The really big news came from the girls' end-of-the-year golf camp bar-b-que.  The brunette twin won first place in the golf skills competition.  She bounced into Gramma's house beaming with her trophy in hand.  When we left yesterday, we forgot the trophy, so we had to go back to get it.  She won't leave it out of her sight for a moment.  She is so thrilled to have a trophy of her own.

Sometimes when we're staining the patio chairs or cleaning the kitchen we can forget that we still have Dad's wake and funeral coming up.  Other times I start crying just because something reminds me of Dad.  It's one of the things that makes this time so difficult.  You can try to make it seem like business as usual, but there's sadness always in the background.

Wednesday, August 24, 2011

Rest in Peace Dad

When I met with Mom and the hospice nurse on Monday, I called to tell both my brothers about the conversation.  She didn't sugar coat how close to death Dad was.  She also didn't make a prediction about when he would pass.  I told them both I hoped it was soon so Dad's suffering would be over.  I know that sounds callous, but it was really hard to watch my strong and independent father struggle for breath.

The call came today just after I brought the girls home from their first day of school.  By the time I arrived, Dad was already gone.  Officially the hospice nurse declared his time of death to be 4:00 p.m.  He was gone.  His suffering was over.

People kept telling me to talk to Dad about whatever was on my mind so I wouldn't have any regrets.  Last Saturday, probably the last really lucid day he had, I leaned over to kiss him goodbye.  I said, "I love you Dad."  He smiled and said, "I love you too Shari.  Kiss my girls for me."

I'm not sure I could have any regrets with that as our last conversation.  Rest in peace Dad.  I love you and miss you.

The First Day of Second Grade

It's so hard to believe the girls are in second grade.  They are so much more mature and confident than I thought they would be at this age.  They walked into the crowd and marched confidently to their class line as soon as they saw their teacher's name. 

The good news is their teacher is also a twin.  She talked to the girls about being a twin.  She talked a bit about how close she and her sister remain to this date.  I really like that she's a twin.  I don't have to explain anything about being a twin to her.  She gets it. 

It took a few minutes, but they faltered a bit.  I stood with them for a while, chatting with their new teacher, greeting children we knew from previous years and talking to other parents.  When I thought they were set, I said, "Is it okay for me to go home?"  Surprisingly, the blond twin grabbed my hand and said, "Please don't go yet." 

Of course I stayed.  They are growing up, but they are still my babies.  I'll stay as long as they want. 

Tuesday, August 23, 2011

The Parenting Version of Oversleeping a Final Exam

You know that nightmare college students have about sleeping through a final exam?  I figured out the parenting version of it today.

The girls, Oreo and I walked to their new school.  We walked around the back and talked about how I'd leave them on the playground in the morning and meet them in a specific spot after school.  I'll have Oreo, so I don't want to wander into the crowd.  I'll stand a little to the side.  Given the brunette twin's fear that we're going to leave her somewhere, I wanted to make sure she knew the system and was comfortable.

We were walking back when I saw one of their friends all dressed up for the first day of school with her backpack and a bunch of flowers for her new teacher.  My first thought was "Why is she going to school?  Do they really have school today?  How did I screw up the first day of school?
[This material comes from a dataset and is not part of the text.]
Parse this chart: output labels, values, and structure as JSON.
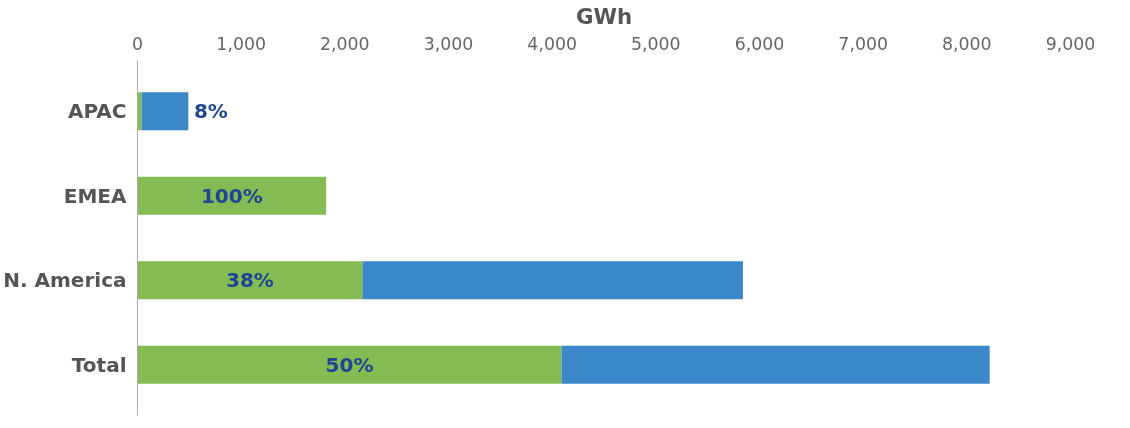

AHHHHHHHHH!!!!!"  My second thought was "Okay, they cannot have school today because there isn't a crossing guard at the corner.  It's only Tuesday and they start school on Wednesday.  I don't see any other kids, so it cannot be the first day of school.  Breath.  Relax.  It's not the first day of school.  Breath.  Relax.  It's okay.  Breath.  Relax." 

Even though I knew it wasn't the first day of school, I felt a momentary panic.  The adrenaline rush stayed until we arrived home and I checked the calender.  I was certain, but I needed that black-n-white confirmation.